Seamanship & Navigation, March 2021
After a second reef is tied in to a yacht’s mainsail, the next step in sail reduction is a storm trysail. Many offshore sailors feel that a triple-reefed main is not effective, inducing too much distortion and stress to the sail and not providing sufficient support to the boom. While not all modern yachts carry a storm trysail, those undertaking ocean passages should have one in their inventory.
In truly heavy weather conditions, a storm trysail not only offers an opportunity to fly a still smaller sail but it also will help reduce unnecessary wear and tear on the vessel’s mainsail which has already been buffeted and battered enough withstanding the wind and stresses of going through two or three reefs.
Ideally the storm trysail should be attached to a well-installed and separate track on the mainmast so the sail can be set up and made ready before it is actually needed. A storm trysail should have very large cringles at all corners. A good-sized, permanently-spliced pennant at the tack will facilitate the control of that corner and a short wire loop at the head would make attachment of the halyard fitting easier in the rough conditions that are likely to prevail when setting this sail. Also, by leaving the trysail in its own special bag while bending this sail onto the mast,,,,,, you can keep the sail under control until the time comes to fly it. This might seem unnecessary when you’re practicing with the sail in lighter conditions, but remember that you’ll be actually using the trysail in much more difficult conditions.
The tack pennant of the storm trysail can be made fast to large cleats mounted low down on the sides of the mast, below the gooseneck.
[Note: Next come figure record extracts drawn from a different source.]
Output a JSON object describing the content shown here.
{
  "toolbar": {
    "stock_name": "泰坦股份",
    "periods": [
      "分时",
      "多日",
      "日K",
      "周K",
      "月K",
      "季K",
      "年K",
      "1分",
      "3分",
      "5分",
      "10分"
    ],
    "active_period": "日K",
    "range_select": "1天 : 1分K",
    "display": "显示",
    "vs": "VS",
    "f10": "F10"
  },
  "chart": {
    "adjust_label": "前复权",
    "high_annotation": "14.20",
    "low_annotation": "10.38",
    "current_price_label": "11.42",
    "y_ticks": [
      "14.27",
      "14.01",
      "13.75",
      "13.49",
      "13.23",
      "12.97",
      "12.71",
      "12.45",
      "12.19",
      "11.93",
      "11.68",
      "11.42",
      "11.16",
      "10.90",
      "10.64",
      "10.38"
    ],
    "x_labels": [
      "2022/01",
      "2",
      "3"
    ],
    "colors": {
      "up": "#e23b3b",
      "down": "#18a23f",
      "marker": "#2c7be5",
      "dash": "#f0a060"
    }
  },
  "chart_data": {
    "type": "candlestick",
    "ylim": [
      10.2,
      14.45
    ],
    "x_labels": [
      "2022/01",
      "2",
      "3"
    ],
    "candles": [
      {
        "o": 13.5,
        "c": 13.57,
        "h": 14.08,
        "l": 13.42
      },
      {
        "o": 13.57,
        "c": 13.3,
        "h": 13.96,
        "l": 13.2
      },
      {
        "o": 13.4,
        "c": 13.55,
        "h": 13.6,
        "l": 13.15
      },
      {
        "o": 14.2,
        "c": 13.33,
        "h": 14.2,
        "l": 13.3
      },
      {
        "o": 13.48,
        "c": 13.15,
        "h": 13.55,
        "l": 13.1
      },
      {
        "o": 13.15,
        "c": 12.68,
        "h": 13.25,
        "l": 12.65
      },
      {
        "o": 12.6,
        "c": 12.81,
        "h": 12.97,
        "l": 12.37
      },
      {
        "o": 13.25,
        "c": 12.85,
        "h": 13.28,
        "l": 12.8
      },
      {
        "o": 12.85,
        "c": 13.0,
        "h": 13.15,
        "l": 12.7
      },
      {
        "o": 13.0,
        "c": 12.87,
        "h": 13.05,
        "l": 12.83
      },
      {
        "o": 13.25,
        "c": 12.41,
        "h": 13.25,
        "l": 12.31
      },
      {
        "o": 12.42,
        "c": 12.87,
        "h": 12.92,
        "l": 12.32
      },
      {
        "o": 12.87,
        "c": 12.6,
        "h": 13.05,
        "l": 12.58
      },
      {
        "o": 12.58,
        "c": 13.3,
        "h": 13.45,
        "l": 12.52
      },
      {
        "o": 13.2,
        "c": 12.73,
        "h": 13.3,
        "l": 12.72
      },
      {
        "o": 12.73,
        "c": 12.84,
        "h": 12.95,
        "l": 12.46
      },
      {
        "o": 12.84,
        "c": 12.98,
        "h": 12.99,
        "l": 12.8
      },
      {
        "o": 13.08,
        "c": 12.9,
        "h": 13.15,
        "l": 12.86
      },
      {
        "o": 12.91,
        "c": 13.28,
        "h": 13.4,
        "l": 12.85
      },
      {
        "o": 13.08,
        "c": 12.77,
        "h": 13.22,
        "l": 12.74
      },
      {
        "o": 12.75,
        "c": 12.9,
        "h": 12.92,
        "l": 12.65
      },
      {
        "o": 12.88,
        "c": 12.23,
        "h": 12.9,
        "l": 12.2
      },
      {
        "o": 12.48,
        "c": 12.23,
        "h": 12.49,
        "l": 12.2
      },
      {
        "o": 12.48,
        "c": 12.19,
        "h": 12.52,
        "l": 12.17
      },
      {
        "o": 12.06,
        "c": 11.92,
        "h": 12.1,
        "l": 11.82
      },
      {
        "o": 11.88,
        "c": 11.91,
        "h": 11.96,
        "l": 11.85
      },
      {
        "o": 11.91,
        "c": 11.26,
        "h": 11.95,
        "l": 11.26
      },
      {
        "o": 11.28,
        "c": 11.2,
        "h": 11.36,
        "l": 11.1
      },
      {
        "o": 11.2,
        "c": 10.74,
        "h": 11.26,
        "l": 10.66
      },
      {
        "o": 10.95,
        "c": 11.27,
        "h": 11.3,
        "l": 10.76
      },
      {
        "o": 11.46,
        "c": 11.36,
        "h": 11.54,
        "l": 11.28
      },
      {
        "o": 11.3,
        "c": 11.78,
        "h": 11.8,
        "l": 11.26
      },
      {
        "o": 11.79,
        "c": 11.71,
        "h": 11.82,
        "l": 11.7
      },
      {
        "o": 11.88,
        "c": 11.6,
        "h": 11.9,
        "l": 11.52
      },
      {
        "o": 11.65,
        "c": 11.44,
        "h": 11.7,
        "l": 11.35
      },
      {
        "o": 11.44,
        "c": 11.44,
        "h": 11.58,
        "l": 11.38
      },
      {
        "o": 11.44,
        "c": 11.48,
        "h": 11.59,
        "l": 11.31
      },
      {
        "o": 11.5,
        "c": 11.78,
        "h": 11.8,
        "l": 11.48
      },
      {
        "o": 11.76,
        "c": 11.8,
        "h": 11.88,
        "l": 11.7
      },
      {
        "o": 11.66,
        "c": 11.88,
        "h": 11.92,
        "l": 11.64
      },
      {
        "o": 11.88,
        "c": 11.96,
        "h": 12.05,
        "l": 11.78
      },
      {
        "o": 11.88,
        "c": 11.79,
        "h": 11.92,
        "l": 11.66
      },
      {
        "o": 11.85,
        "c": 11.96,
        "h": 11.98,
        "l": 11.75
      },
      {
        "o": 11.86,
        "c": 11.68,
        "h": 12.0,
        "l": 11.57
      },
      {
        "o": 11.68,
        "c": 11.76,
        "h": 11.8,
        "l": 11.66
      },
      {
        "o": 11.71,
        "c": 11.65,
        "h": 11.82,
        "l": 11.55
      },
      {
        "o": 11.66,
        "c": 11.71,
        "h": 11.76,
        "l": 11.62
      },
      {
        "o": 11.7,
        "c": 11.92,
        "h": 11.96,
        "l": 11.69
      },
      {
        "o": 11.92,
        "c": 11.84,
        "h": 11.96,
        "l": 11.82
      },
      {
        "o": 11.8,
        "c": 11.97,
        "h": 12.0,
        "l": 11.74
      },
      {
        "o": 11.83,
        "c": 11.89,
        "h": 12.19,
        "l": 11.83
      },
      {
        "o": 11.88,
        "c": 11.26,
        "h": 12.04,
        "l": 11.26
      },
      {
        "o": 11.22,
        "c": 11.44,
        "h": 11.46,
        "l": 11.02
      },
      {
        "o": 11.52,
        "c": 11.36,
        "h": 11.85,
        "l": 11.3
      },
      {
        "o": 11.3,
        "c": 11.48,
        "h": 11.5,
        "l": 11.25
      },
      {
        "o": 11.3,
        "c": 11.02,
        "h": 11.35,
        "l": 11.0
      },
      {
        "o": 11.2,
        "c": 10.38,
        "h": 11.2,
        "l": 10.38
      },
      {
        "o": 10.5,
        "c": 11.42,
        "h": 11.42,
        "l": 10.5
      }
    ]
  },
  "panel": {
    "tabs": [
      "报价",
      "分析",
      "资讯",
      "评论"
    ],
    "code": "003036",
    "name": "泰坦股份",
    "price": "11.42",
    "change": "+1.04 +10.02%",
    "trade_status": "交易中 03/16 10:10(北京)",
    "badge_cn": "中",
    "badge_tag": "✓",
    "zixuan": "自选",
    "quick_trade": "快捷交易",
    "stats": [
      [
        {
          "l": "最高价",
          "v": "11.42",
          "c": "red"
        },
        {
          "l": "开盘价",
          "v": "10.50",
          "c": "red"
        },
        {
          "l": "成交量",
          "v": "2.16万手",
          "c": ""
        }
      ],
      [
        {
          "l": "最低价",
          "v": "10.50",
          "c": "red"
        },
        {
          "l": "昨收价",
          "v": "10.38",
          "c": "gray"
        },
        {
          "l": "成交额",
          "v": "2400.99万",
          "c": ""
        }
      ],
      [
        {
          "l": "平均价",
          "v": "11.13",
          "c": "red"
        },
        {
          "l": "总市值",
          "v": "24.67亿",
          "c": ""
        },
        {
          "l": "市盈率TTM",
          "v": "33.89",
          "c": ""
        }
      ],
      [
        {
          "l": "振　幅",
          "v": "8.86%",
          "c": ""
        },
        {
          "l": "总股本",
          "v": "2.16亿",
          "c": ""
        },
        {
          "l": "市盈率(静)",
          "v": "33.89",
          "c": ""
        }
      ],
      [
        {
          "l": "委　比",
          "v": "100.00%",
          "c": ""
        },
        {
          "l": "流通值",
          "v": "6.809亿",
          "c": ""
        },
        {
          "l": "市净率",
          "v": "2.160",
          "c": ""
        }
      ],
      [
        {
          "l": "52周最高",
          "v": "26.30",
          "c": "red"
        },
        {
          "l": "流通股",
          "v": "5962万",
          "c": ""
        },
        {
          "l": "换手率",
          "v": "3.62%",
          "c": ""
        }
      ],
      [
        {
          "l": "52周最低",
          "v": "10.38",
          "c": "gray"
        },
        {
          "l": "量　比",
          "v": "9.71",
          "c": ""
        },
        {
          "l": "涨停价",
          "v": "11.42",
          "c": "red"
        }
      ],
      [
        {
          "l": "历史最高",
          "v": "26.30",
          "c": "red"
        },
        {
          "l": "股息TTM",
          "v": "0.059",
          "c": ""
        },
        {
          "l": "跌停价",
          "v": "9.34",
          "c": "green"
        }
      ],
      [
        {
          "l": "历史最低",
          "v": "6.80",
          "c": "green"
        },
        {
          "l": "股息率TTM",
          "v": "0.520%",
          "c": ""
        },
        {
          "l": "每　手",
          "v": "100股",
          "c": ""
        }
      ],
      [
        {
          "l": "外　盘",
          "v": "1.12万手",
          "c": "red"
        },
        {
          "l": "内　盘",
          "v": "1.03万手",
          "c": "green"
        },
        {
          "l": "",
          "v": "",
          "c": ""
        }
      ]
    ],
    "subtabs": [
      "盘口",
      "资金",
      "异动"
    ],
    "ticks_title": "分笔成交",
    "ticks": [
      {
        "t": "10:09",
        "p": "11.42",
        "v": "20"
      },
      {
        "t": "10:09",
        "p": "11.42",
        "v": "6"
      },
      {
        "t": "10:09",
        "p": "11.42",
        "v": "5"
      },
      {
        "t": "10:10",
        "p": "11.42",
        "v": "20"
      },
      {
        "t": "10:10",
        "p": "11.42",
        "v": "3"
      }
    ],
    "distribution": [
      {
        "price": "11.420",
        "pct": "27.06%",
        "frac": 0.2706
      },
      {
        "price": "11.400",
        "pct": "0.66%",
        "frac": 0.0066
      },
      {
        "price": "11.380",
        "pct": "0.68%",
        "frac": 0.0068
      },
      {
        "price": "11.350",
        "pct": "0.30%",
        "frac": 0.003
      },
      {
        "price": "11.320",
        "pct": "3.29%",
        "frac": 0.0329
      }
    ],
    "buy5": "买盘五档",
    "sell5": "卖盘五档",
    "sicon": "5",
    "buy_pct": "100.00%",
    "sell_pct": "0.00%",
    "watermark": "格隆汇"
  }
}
A small turning block, attached to the cleat of one side will allow the tack pennant to be secured to both anchoring points and yet easily adjusted as the sail is raised or lowered.
The clew of a storm trysail can be sheeted to the main boom with a strong lashing, or it can be led through a block attached to a strong point on either side of the deck near the cockpit. Here again, a very short, stout pennant leading from the clew might make attachment of sheeting arrangements somewhat easier as well as making a recapture of the clew easier should it inadvertently let loose and begin to flog wildly in storm winds. When a storm trysail is sheeted to the deck, the sheet can be led outboard to somewhere near the rail for running with the wind, or it can be led to a point closer to the centerline.
Storm trysails are not necessarily tiny little handkerchiefs of heavy sail cloth. Some, in fact, can be rather large to begin with, but can be reefed down to a much smaller size if further sail reduction is warranted by extremely strong storm conditions. And, of course, the reefing cringles and reef points should be strong.
There is probably no better argument in support of the installation of a strong boom gallows on a cruising yacht than for use as a resting place for the boom when a boat is sailing under a storm trysail. A loose boom in any sort of rough sailing conditions can create a situation of extreme danger and must be avoided at all costs. With that in mind, the many uses of a boom gallows are easy to imagine.
In addition to the trysail, think about your onboard headsail inventory as well. To undertake an ocean voyage in a modern yacht without a variety of headsails, and the ability to change them at will, is not recommended. Regardless of how many fancy big headsails you have aboard, you need small ones as well. And that generally means one small sail and one even smaller sail.
The usefulness of the good old “working jib” is amazing. This is the sail that fills something just under 100 percent of the fore triangle. With a single- or double-reefed main and a working jib, most sailboats can handle a wide variety of wind conditions. And the working jib can be carried quite effectively in a moderating breeze as well, perhaps as the main is unreefed in stages, thus allowing a crew to postpone a sail change to a larger headsail until a more convenient time.
Some old-time sailors insisted on building a set of reef points and reefing cringles into their working jibs, or into a slightly larger headsail such as a 110% genoa. This would facilitate a moderate reduction in sail area forward of the mast without the hassle of actually changing down to a smaller sail. There is still some work involved, however, and a reefed jib is not always the neatest-looking arrangement — some sailors complain that it is difficult to safely secure the clew area of the sail because there is no boom on which to secure the sail. Perhaps this arrangement is really better suited for very temporary reductions in sail areas or for less demanding coastwise situations.
When it comes time to reef a working headsail, it is probably time to think about setting up the larger of your two storm jibs or dropping back to a staysail hanked to an inner forestay. The permanent or removable inner forestay is truly a wonderful piece of rigging for an offshore sailing vessel. It is such a comforting feeling to be able to set up a modest but effective staysail entirely on deck and not too far forward of the mast when conditions are beginning to turn nasty. Everyone has admired the look and the feel of a properly snugged down cutter holding her own quite nicely in a gale under reefed main and staysail. If your boat does not presently have some sort of inner forestay, this might be an excellent time to begin thinking about what would be involved in fitting one.
Most boat owners have to go through a certain amount of trial and error in determining the best place for sheet lead blocks for working jibs and smaller sizes of storm jibs. It may be necessary to install heavy-duty pad eyes at key locations on deck for sheet lead blocks as new heavy-weather sails are added to a boat’s inventory.